“I got it all, okay?”
Smiling brightly, she turned back. “Okay.” She stepped over to rub a hand over his short, soft hair. He’d been her towheaded baby boy, she mused, but his hair was darkening, and she suspected it would be a light brown eventually.
Just as hers would be without the aid of Born Blonde.
In a habitual gesture, Frannie tapped his dark-framed glasses back up his nose. “You make sure you thank Miss Barry and Mr. O’Dell when you get there.”
“I will.”
“And when you leave to come home tomorrow.”
“Yes, ma’am.”
She took his face in her hands, looked through the thick lenses into eyes the same color as his father’s calm gray ones. “Behave,” she said and kissed his cheek. “Have fun.” Then the other. “Happy birthday, my baby.”
Usually it mortified him to be called her baby, but for some reason, just then, it made him feel sort of gooey and good.
“Thanks, Mom.”
He shrugged on the backpack, then hefted the loaded picnic basket.

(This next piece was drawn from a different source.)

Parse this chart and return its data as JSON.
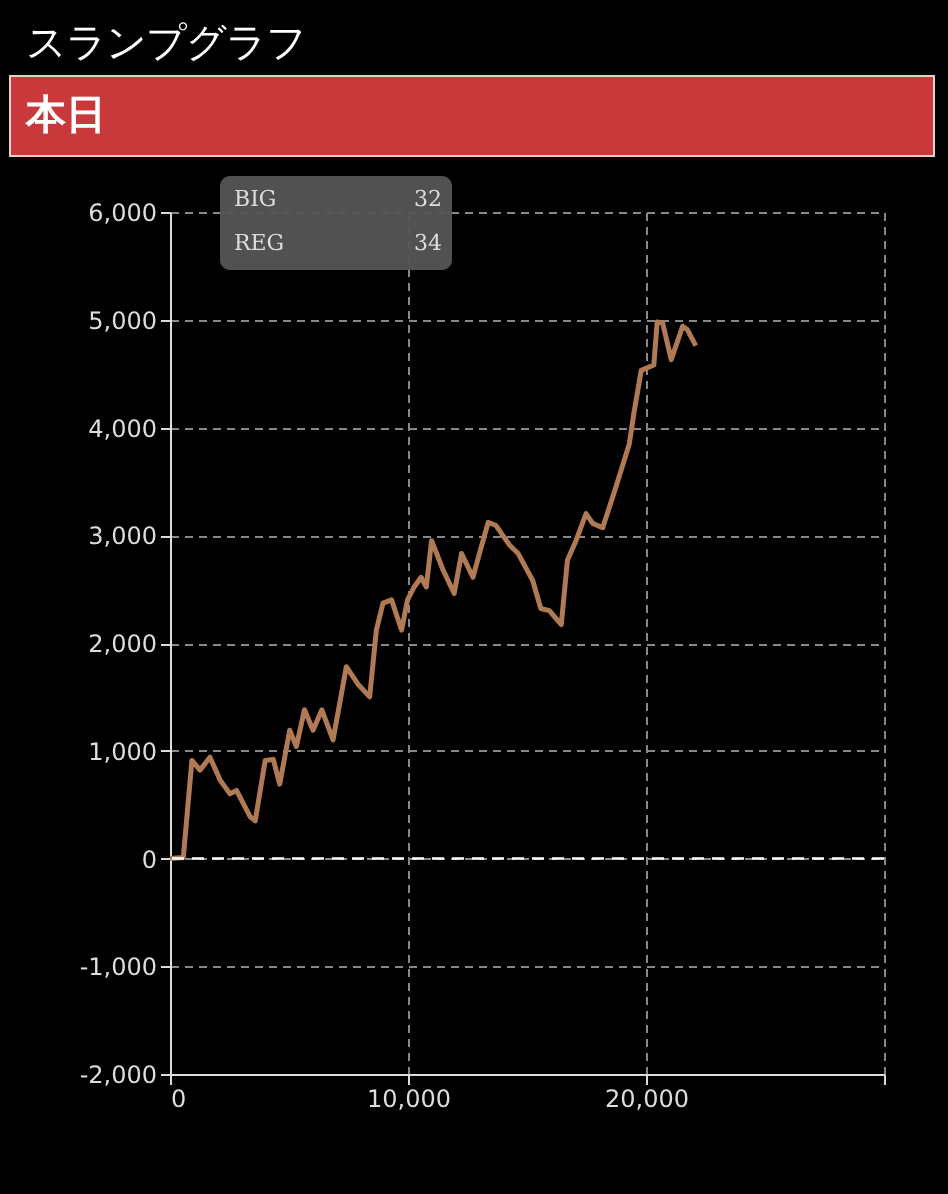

How the hell was he going to ride all the way out to Hawkins Wood with half the darn grocery store on his bike?
The guys were going to razz him something fierce.
Since he was stuck, he carted it into the garage where his bike hung tidily-by Mom decree-on a rack on the wall. Thinking it through, he borrowed two of his father’s bungee cords and secured the picnic basket to the wire basket of his bike.
Then he hopped on his bike and pedaled down the short drive.
FOX FINISHED WEEDING HIS SECTION OF THE vegetable garden before hefting the spray his mother mixed up weekly to discourage the deer and rabbits from invading for an all-you-can-eat buffet. The garlic, raw egg, and cayenne pepper combination stank so bad he held his breath as he squirted it on the rows of snap beans and limas, the potato greens, the carrot and radish tops.
He stepped back, took a clear breath, and studied his work. His mother was pretty damn strict about the gardening. It was all about respecting the earth, harmonizing with Nature, and that stuff.